Allan Zheng is a scholar researching the Cambodian performing arts in Cambodia and the diaspora, focusing on the boundaries between the traditional and contemporary as well as expressions of social and cultural identity. While at Penn, he is affiliated with Penn’s Asian American Studies Program and working on journal articles and his book manuscript. Allan’s work has been supported by the Center for Khmer Studies, Society for Asian Music, and UC Riverside Center for Ideas and Society. His scholarly work has been recognized by the Society for Ethnomusicology through the Clara Henderson Award and Ki Mantle Hood Prize.
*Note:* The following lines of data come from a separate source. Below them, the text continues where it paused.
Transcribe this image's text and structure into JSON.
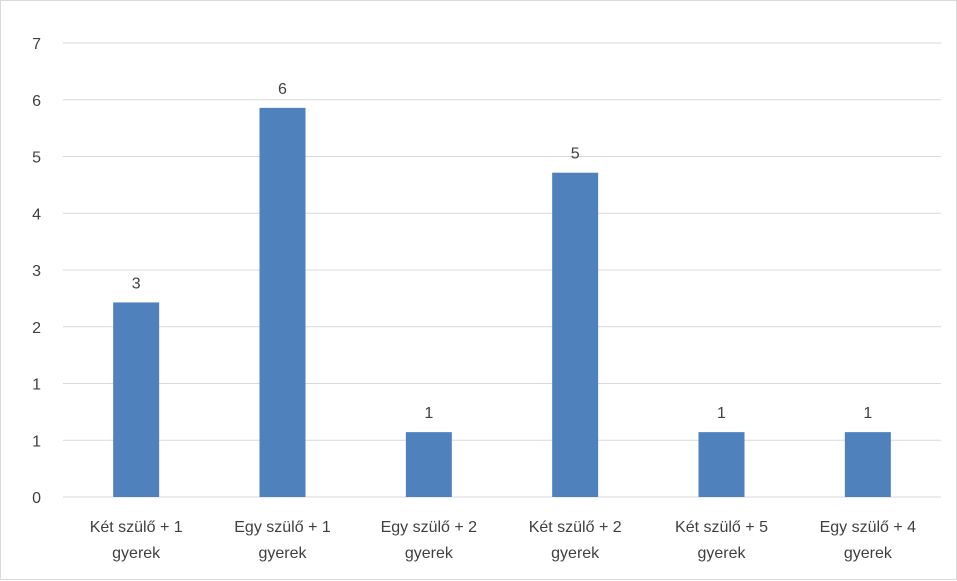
{
  "chart_data": {
    "type": "bar",
    "categories": [
      [
        "Két szülő + 1",
        "gyerek"
      ],
      [
        "Egy szülő + 1",
        "gyerek"
      ],
      [
        "Egy szülő + 2",
        "gyerek"
      ],
      [
        "Két szülő + 2",
        "gyerek"
      ],
      [
        "Két szülő + 5",
        "gyerek"
      ],
      [
        "Egy szülő + 4",
        "gyerek"
      ]
    ],
    "values": [
      3,
      6,
      1,
      5,
      1,
      1
    ],
    "data_labels": [
      "3",
      "6",
      "1",
      "5",
      "1",
      "1"
    ],
    "y_ticks": [
      "0",
      "1",
      "1",
      "2",
      "3",
      "4",
      "5",
      "6",
      "7"
    ],
    "ylim": [
      0,
      7
    ],
    "grid": true,
    "legend": "none",
    "bar_color": "#4f81bd"
  }
}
Allan earned his Ph.D. in ethnomusicology from the University of California, Riverside, completed a Designated Emphasis in Southeast Asian Studies, and completed the University Teaching Certification Program.
Allan Zheng
Andrew W. Mellon Postdoctoral Fellow in the Humanities
2026—2027 Forum on Practice
Allan Zheng
Music
University of California, Riverside, 2025
Following the Way: Worlding Performance in Contemporary Cambodia
Following the Way: Worlding Performance in Contemporary Cambodia is an ethnographic study and performance analysis of contemporary Cambodian music, dance, and performance art. Examining the tensions of tradition and contemporary, the project assesses how contemporary Cambodian performance reflects a confluence of temporalities inclusive of court and classical practices alongside diasporic, cosmopolitan, queer, and feminist styles, practices, and influences. Thinking about what is contemporary engages histories of war, genocide, imperialism, and displacement that have impacted Cambodia and its peoples, and envisions a transnationally and globally situated Cambodia. Intervention through the idea of following as theory and method is informed by time studying Khmer classical music and dance as well as involvement with production for the queer artist collective Amogkhabas - The Next Generation. Following as a social, embodied, and ethnographic practice considers the limits of mimetic transfer while imagining and expressing citational, revisionist, and reparative connections. Ultimately, Following the Way unmoors and reorients contemporary Cambodian subjectivities from nationalist narratives, worlding contemporary Cambodia towards new possibilities.